Selektiver Killer: Antibiotikum verschont gezielt die Darmflora
Auch wenn immer mehr Mikroorganismen Resistenzen gegen Antibiotika entwickeln, sind die Wirkstoffe immer noch die wichtigste Waffe gegen Infektionskrankheiten. Doch die Medikamente sind nicht selektiv genug: Sie töten nicht nur die gefährlichen Keime, sie schädigen zudem die natürlich im und am Menschen wohnenden Bakterien. Dadurch stören sie die Funktion zum Beispiel des Mikrobioms im Darm und entvölkern Nischen, die dann von schädlichen Keimen besiedelt werden können. Ein neues Antibiotikum, entwickelt von einem Team um Paul J. Hergenrother von der University of Illinois at Urbana-Champaign, verschont nun die Darmflora, während es effektiv eine große Zahl bekannter Krankheitserreger bekämpft. Wie das Team in der Fachzeitschrift »Nature« berichtet, wirkt der Stoff Lolamicin gegen ein molekulares Ziel, das bei harmlosen Mitbewohnern deutlich anders ausgeprägt ist als bei krank machenden Bakterien.

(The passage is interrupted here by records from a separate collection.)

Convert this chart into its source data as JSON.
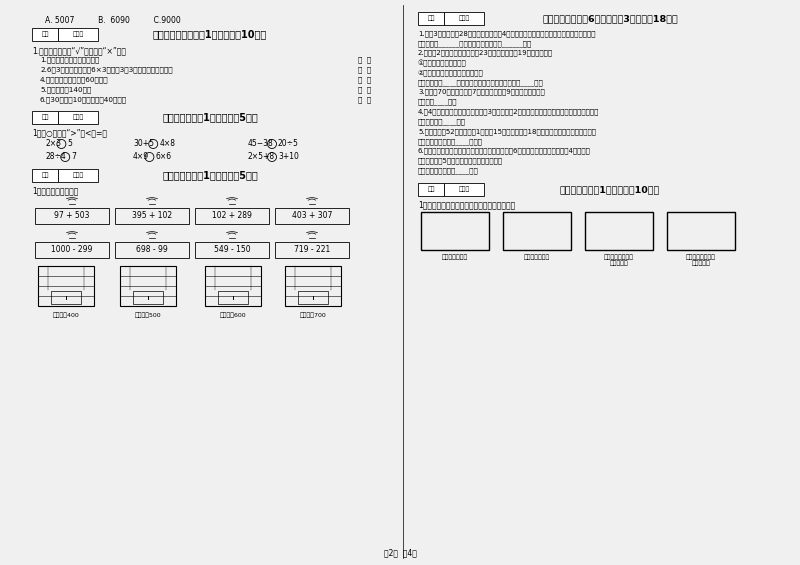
{
  "bg_color": "#f0f0f0",
  "page_bg": "#ffffff",
  "top_left": "A. 5007          B.  6090          C.9000",
  "title5": "五、判断对与错（共1大题，共计10分）",
  "section5_intro": "1.判断。（对的打“√”，错的打“×”）。",
  "section5_items": [
    "1.角的边长越长，角就越大。",
    "2.6和3相乘，可以写作6×3，读作3乘3，口读是三六十八。",
    "4.学校操场环形跑道长60厘米。",
    "5.小军的身高140米。",
    "6.比30厘米多10厘米的线段40厘米。"
  ],
  "title6": "六、比一比（共1大题，共芈5分）",
  "section6_intro": "1、在○里填上“>”、<或=。",
  "section6_row1_left": [
    "2×3",
    "5",
    "30+5",
    "4×8",
    "45-38",
    "20÷5"
  ],
  "section6_row2_left": [
    "28÷4",
    "7",
    "4×9",
    "6×6",
    "2×5+8",
    "3+10"
  ],
  "title7": "七、连一连（共1大题，共芈5分）",
  "section7_intro": "1、估一估，连一连。",
  "section7_top": [
    "97 + 503",
    "395 + 102",
    "102 + 289",
    "403 + 307"
  ],
  "section7_bot": [
    "1000 - 299",
    "698 - 99",
    "549 - 150",
    "719 - 221"
  ],
  "section7_labels": [
    "得数接近400",
    "得数大约500",
    "得数接近600",
    "得数大约700"
  ],
  "title8": "八、解决问题（共6小题，每题3分，共计18分）",
  "section8_items": [
    "1.二（3）班有女生28人，男生比女生少4人，男生有多少人？男生和女生一共有多少人？",
    "答：男生有______人，男生和女生一共有______人。",
    "2.二年级2班上体育课，老师订23名同学打篮球，19名同学做操。",
    "①全班共有多少个同学？",
    "②打篮球的同学比做操的多几人？",
    "答：全班共有____个同学，打篮球的同学比做操的多____人。",
    "3.老师拿70元去买书，亄7套故事书，每変9元，还剩多少元？",
    "答：还剩____元。",
    "4.有4只小兔，小猴的只数是小兔的3倍，现在恓2只小猴分成一组去抬东西，可以分成几组？",
    "答：可以分成____组。",
    "5.停车场停着52辆车，开走1其应为15辆，又开进了18辆，现在停车场还有多少辆车？",
    "答：现在停车场还有____辆车。",
    "6.小华和爸爸、妈妈比赛做计算，小华一分钟算对6道计算题，爸爸的是小华的4倍，妈妈",
    "比爸爸少做对5道，妈妈一分钟做对多少道？",
    "答：妈妈一分钟做对____道。"
  ],
  "title9": "十、综合题（共1大题，共计10分）",
  "section9_intro": "1、把下面的长方形用一条线段按要求分一分。",
  "section9_labels": [
    "分成两个三角形",
    "分成两个四边形",
    "分成一个三角形和\n一个四边形",
    "分成一个三角形和\n一个五边形"
  ],
  "footer": "第2页  兲4页"
}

Lolamicin wirkt gegen den LolCDE-Komplex, eine Transportstruktur, die so genannte Lipoproteine zur äußeren Zellmembran liefert. Diese Moleküle sind notwendig, um die Bakterien wachsen zu lassen, außerdem spielen sie eine bedeutsame Rolle bei Antibiotikaresistenzen. Das Antibiotikum zielt also besonders auf solche schwer zu bekämpfenden Krankheitserreger ab. Wie die Arbeitsgruppe berichtet, wirkte es in den Versuchen gegen 130 bekannte resistente Keime. Insbesondere jedoch ist LolCDE wichtig bei gramnegativen Bakterien. Diese haben eine zweite, sehr robuste äußere Zellmembran, die ihre Bekämpfung erschwert. Für deren Bildung ist LolCDE besonders entscheidend.

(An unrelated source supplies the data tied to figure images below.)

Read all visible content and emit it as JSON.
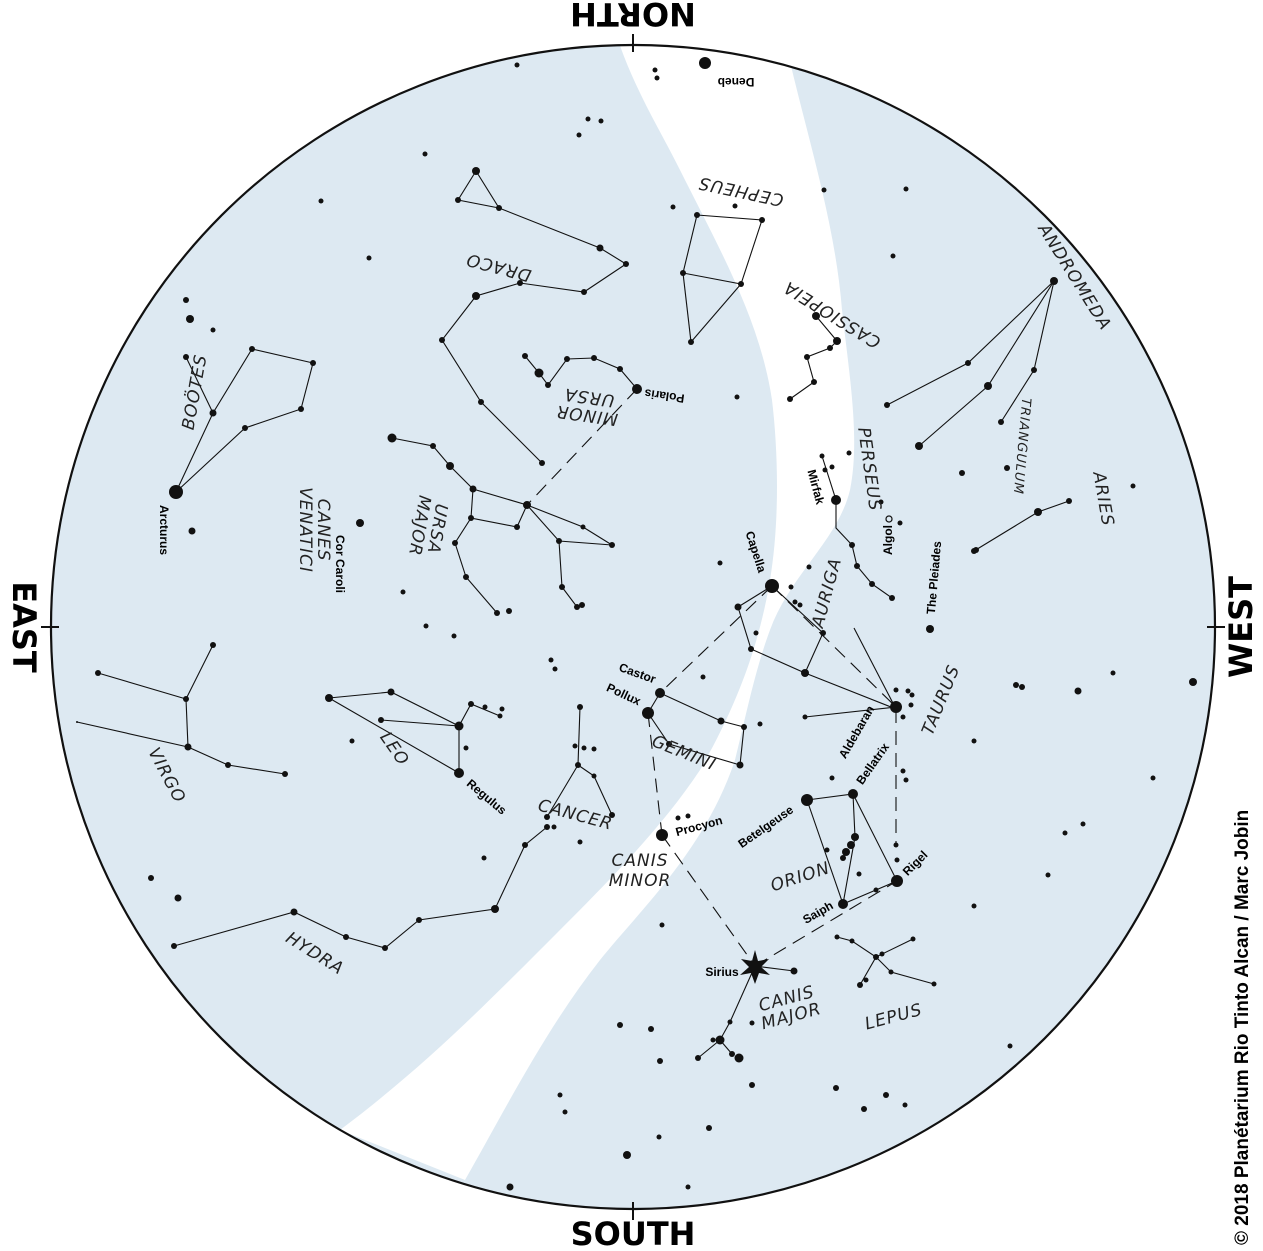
{
  "cardinal": {
    "north": "NORTH",
    "south": "SOUTH",
    "east": "EAST",
    "west": "WEST"
  },
  "copyright": "© 2018 Planétarium Rio Tinto Alcan / Marc Jobin",
  "colors": {
    "sky": "#dde9f2",
    "milky_way": "#ffffff",
    "ink": "#111111"
  },
  "constellations": [
    {
      "id": "cepheus",
      "text": [
        "CEPHEUS"
      ]
    },
    {
      "id": "draco",
      "text": [
        "DRACO"
      ]
    },
    {
      "id": "cassiopeia",
      "text": [
        "CASSIOPEIA"
      ]
    },
    {
      "id": "andromeda",
      "text": [
        "ANDROMEDA"
      ]
    },
    {
      "id": "ursa-minor",
      "text": [
        "URSA",
        "MINOR"
      ]
    },
    {
      "id": "bootes",
      "text": [
        "BOÖTES"
      ]
    },
    {
      "id": "canes-venatici",
      "text": [
        "CANES",
        "VENATICI"
      ]
    },
    {
      "id": "ursa-major",
      "text": [
        "URSA",
        "MAJOR"
      ]
    },
    {
      "id": "perseus",
      "text": [
        "PERSEUS"
      ]
    },
    {
      "id": "triangulum",
      "text": [
        "TRIANGULUM"
      ]
    },
    {
      "id": "aries",
      "text": [
        "ARIES"
      ]
    },
    {
      "id": "auriga",
      "text": [
        "AURIGA"
      ]
    },
    {
      "id": "taurus",
      "text": [
        "TAURUS"
      ]
    },
    {
      "id": "gemini",
      "text": [
        "GEMINI"
      ]
    },
    {
      "id": "leo",
      "text": [
        "LEO"
      ]
    },
    {
      "id": "virgo",
      "text": [
        "VIRGO"
      ]
    },
    {
      "id": "cancer",
      "text": [
        "CANCER"
      ]
    },
    {
      "id": "canis-minor",
      "text": [
        "CANIS",
        "MINOR"
      ]
    },
    {
      "id": "orion",
      "text": [
        "ORION"
      ]
    },
    {
      "id": "hydra",
      "text": [
        "HYDRA"
      ]
    },
    {
      "id": "canis-major",
      "text": [
        "CANIS",
        "MAJOR"
      ]
    },
    {
      "id": "lepus",
      "text": [
        "LEPUS"
      ]
    }
  ],
  "stars": [
    {
      "id": "deneb",
      "text": "Deneb"
    },
    {
      "id": "polaris",
      "text": "Polaris"
    },
    {
      "id": "arcturus",
      "text": "Arcturus"
    },
    {
      "id": "cor-caroli",
      "text": "Cor Caroli"
    },
    {
      "id": "mirfak",
      "text": "Mirfak"
    },
    {
      "id": "algol",
      "text": "Algol"
    },
    {
      "id": "pleiades",
      "text": "The Pleiades"
    },
    {
      "id": "capella",
      "text": "Capella"
    },
    {
      "id": "castor",
      "text": "Castor"
    },
    {
      "id": "pollux",
      "text": "Pollux"
    },
    {
      "id": "aldebaran",
      "text": "Aldebaran"
    },
    {
      "id": "bellatrix",
      "text": "Bellatrix"
    },
    {
      "id": "betelgeuse",
      "text": "Betelgeuse"
    },
    {
      "id": "regulus",
      "text": "Regulus"
    },
    {
      "id": "procyon",
      "text": "Procyon"
    },
    {
      "id": "rigel",
      "text": "Rigel"
    },
    {
      "id": "saiph",
      "text": "Saiph"
    },
    {
      "id": "sirius",
      "text": "Sirius"
    }
  ]
}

Viele gefährliche Krankheitserreger wie Pseudomonas aeruginosa und Acinetobacter baumannii sind gramnegativ. Dagegen sind zahlreiche harmlose und wichtige Darmbakterien grampositiv und besitzen keinen LolCDE-Komplex. Deswegen entwickelten Mäuse im Tierversuch nach der Behandlung mit Lolamicin nicht die typische Störung des Darmmikrobioms, wie sie Breitbandantibiotika oft auslösen. Diese so genannte Dysbiose begünstigt ihrerseits schwere Infektionen, beispielsweise mit dem hartnäckigen Durchfallerreger Clostridium difficile. Zur besseren Verträglichkeit trage auch bei, dass die in der Darmflora auftretenden gramnegativen Bakterien meist einen deutlich anderen LolCDE-Komplex haben als ihre krank machenden Verwandten, schreibt die Arbeitsgruppe.
Ob und wann ein Medikament auf Basis von Lolamicin auch bei Menschen zum Einsatz kommt, ist aber völlig unklar. Der Wirkstoff bindet bisher noch nicht gut genug an die Zielsubstanz, und in den Experimenten traten zudem sehr schnell Resistenzen auf. Deswegen müssen die Fachleute das Molekül noch weiter verbessern, bevor Tests an Menschen beginnen können. Und selbst dann ist der Erfolg zweifelhaft: Die Mehrzahl der Wirkstoffe scheitert in den klinischen Studien, etwa, weil sie zu schwere Nebenwirkungen haben. Offen ist außerdem, wie die weitere Entwicklung finanziert wird. Das Wirkprinzip von Lolamicin zeigt jedoch, dass Antibiotika das Mikrobiom nicht zwangsläufig schädigen müssen. Das Team um Hergenrother hofft deswegen, dass der Stoff Vorbild für weitere Moleküle mit ähnlichen Eigenschaften wird.